Any of Craig Murray’s reports from the trial – he was virtually the only reporter to get access to the public gallery and observe the trial first-hand; video-links were denied, too, to NGOs, MEPs, and most media organisations – are worth the read: to the point, stark in their honesty. Here’s his last report, day 21, and a video interview with RT if you prefer it face to face.

Winston was broken; he came to know that two plus two equals five, and his love for Big Brother knew no bounds.

Reports from concerned people with expertise, for example a group of doctors whose letter was published in the Lancet, make it clear that Julian Assange is, in similar fashion, being destroyed; if not in front of our eyes, at least within reach of our keyboard and monitor.

If extradited, he faces the rest of his life in a US Supermax prison. We’re kept at bay. Black-out on news. Communications cut off. Gentle demonstrators trashed. Julian knows, we are the dead.

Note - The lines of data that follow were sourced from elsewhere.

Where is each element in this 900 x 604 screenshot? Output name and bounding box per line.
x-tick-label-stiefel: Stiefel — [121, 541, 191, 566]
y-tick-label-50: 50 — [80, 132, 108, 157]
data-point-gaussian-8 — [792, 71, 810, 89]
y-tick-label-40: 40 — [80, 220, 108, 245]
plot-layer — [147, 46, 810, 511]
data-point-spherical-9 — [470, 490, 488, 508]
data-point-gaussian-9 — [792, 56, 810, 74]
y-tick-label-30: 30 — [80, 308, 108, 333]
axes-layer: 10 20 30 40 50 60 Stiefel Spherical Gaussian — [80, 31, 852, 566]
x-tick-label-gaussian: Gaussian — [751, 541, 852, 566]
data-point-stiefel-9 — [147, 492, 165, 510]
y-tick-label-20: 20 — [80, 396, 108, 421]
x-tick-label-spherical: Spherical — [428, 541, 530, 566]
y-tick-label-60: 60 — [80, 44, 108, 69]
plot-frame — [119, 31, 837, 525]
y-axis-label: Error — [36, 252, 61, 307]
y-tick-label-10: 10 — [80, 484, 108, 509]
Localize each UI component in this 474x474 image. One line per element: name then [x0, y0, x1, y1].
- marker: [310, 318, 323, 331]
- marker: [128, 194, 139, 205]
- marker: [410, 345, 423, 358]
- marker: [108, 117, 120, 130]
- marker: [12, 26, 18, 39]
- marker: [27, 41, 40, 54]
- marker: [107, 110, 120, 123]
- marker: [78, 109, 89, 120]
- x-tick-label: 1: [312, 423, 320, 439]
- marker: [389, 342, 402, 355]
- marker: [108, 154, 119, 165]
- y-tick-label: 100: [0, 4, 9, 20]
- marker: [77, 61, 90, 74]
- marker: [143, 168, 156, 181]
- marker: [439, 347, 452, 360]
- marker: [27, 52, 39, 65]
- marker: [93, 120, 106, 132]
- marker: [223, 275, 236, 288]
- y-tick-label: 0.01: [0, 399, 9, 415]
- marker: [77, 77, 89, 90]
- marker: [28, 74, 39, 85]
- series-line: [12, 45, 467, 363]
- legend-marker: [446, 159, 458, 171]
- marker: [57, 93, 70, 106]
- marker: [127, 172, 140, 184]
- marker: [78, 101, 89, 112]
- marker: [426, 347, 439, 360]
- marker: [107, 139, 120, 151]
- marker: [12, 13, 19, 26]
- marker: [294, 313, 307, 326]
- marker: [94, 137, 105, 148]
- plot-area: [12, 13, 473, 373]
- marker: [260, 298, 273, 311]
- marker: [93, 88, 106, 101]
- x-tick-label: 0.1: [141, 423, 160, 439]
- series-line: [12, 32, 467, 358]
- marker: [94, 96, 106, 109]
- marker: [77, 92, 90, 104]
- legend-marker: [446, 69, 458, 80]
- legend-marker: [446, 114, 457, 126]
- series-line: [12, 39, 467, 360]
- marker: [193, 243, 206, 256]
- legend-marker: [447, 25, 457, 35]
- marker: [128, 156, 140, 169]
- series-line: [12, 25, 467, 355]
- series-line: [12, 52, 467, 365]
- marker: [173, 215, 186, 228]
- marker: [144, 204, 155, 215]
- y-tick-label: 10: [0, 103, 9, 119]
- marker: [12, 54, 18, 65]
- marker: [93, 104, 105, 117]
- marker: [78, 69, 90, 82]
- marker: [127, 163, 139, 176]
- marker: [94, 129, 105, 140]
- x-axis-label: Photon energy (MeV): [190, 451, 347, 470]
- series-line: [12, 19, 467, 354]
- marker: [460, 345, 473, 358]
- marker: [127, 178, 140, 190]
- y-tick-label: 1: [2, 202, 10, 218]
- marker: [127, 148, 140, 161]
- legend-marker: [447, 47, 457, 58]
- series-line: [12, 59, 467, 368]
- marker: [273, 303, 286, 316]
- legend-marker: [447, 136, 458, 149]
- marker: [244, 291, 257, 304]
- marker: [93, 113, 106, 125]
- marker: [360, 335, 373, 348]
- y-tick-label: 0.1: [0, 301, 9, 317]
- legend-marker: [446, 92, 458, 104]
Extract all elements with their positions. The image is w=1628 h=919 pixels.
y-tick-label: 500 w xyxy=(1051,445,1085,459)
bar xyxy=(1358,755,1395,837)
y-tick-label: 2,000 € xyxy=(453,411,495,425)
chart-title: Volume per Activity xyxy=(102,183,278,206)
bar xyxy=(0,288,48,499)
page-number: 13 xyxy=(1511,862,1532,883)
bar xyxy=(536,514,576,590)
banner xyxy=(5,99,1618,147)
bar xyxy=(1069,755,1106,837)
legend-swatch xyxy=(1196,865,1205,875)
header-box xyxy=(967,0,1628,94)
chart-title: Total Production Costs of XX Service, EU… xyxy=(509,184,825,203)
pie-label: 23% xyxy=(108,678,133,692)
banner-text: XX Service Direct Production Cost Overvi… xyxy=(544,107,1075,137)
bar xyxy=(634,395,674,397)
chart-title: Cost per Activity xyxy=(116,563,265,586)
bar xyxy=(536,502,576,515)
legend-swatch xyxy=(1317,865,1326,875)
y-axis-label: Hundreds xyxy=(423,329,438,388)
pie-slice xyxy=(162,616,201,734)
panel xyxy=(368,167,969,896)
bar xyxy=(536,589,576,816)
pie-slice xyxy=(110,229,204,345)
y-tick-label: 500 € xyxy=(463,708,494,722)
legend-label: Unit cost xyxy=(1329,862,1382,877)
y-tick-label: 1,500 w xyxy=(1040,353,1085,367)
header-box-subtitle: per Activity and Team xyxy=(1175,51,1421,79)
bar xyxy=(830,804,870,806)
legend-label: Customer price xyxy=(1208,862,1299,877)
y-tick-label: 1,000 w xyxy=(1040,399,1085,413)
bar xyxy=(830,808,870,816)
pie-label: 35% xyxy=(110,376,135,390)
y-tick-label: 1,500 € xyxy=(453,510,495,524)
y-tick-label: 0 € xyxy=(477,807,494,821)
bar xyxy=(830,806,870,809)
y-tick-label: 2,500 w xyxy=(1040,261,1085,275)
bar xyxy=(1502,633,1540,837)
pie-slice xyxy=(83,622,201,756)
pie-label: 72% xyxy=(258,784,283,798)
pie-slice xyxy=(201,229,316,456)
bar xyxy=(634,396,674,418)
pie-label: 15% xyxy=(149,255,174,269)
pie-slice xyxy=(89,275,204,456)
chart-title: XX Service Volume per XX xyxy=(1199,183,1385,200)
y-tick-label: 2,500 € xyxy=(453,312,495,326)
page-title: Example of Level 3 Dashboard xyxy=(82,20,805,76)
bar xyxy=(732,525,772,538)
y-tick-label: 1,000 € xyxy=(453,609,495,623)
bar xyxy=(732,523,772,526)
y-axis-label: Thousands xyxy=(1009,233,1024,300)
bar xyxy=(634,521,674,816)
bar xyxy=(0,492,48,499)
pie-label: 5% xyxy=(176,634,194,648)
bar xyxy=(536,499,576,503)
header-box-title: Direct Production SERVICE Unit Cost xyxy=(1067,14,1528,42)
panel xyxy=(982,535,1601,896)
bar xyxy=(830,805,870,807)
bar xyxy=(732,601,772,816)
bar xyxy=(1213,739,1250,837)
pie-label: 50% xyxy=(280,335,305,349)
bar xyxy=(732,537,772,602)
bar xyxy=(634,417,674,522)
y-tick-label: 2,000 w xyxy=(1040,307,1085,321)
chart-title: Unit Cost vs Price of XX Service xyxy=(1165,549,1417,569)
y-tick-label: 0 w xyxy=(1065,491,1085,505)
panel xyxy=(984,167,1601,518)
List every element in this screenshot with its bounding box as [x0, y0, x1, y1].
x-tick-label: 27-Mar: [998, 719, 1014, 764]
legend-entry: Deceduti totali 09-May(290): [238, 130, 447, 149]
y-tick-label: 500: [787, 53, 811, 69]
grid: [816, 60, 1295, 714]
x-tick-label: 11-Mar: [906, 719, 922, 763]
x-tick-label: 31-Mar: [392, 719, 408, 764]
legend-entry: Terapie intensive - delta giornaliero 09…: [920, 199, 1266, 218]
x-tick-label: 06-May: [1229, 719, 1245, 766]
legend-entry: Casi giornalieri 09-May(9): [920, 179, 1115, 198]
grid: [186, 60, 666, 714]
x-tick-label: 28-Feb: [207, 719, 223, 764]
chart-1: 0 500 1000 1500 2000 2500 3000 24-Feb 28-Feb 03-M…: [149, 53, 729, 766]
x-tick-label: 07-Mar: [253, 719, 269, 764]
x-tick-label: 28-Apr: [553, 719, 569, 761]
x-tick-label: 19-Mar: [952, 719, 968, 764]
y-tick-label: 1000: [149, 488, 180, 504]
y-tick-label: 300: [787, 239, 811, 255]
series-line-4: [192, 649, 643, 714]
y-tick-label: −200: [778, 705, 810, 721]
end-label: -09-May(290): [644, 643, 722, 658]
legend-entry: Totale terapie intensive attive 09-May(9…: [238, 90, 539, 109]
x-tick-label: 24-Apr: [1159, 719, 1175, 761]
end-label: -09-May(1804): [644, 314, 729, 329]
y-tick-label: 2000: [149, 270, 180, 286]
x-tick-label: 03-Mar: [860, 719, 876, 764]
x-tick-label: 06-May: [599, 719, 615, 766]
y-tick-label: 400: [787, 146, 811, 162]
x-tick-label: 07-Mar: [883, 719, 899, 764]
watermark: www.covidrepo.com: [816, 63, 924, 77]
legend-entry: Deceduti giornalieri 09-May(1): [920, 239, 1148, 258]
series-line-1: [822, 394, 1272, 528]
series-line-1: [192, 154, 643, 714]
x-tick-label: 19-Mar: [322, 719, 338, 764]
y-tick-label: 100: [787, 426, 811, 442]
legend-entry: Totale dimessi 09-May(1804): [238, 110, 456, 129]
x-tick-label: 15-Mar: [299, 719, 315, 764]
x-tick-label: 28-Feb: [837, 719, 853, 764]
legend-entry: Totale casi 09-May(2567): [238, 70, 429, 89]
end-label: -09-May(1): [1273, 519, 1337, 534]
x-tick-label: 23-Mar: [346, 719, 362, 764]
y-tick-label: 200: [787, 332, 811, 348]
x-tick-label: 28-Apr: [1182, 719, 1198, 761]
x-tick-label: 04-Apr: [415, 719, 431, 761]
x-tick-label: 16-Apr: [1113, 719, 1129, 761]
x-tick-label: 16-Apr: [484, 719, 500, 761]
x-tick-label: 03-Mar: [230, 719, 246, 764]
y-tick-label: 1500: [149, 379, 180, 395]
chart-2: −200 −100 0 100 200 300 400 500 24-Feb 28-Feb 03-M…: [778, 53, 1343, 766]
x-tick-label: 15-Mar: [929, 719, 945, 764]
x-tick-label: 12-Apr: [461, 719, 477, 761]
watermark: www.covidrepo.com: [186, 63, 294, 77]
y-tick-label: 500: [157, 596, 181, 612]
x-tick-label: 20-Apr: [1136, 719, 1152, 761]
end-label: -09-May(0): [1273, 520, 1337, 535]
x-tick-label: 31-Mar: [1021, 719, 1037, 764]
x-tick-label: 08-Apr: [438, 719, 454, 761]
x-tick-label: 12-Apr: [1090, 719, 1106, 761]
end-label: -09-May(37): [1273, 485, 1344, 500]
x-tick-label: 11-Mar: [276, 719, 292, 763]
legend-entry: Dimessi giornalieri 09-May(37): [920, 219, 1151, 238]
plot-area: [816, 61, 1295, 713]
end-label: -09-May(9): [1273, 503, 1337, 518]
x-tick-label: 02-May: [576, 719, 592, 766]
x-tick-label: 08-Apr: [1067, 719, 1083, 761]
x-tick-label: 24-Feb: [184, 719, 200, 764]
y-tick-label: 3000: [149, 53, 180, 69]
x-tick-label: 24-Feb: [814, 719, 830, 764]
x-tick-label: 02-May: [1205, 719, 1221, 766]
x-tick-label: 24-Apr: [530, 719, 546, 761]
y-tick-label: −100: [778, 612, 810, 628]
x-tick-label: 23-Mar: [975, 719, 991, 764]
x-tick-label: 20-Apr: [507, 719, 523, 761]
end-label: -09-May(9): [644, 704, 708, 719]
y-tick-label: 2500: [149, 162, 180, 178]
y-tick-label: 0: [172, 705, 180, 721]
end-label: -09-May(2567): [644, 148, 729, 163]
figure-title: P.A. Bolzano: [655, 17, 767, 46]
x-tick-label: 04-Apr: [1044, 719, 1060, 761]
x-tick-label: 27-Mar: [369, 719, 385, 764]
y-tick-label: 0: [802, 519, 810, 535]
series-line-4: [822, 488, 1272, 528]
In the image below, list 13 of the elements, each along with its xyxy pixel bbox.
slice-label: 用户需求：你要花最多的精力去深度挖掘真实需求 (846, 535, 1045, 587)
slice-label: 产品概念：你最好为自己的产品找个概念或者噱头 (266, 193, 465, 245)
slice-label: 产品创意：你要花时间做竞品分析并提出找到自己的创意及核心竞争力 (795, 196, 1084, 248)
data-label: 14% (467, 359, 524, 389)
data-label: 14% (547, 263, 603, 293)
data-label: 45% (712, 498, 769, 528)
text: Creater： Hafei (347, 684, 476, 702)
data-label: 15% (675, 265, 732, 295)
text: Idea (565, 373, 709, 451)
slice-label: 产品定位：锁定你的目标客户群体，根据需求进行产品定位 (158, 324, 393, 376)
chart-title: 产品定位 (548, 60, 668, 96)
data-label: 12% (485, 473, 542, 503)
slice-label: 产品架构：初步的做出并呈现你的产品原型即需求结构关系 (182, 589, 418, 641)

In a previous blog I quoted from Zen and the Art of Motorcycle Maintenance. Now at the end of that book, another passage that seems more than relevant:

The Church of Reason, like all institutions of the System, is based not on individual strength but upon individual weakness. What’s really demanded in the Church of Reason is not ability, but inability. Then you are considered teachable. A truely able person is always a threat.

And as we watch our rights being put on hold, temporarily we’re told, and our movements as well as our thoughts watched, weighed and measured, as we spend our waking moments living in virtual spaces devised by algorithms and implented by blindmen, as we sleepwalk clutching to the straw that it will all be OK, as we watch our leaders grin and sign treaties and bury the starving and bomb the poor, as we learn to hate and to forget or to ignore or disdain, as dystopia becomes the new normal, how those words ring true.

The schools might be open for the time being, but minds are closed. We are the dead.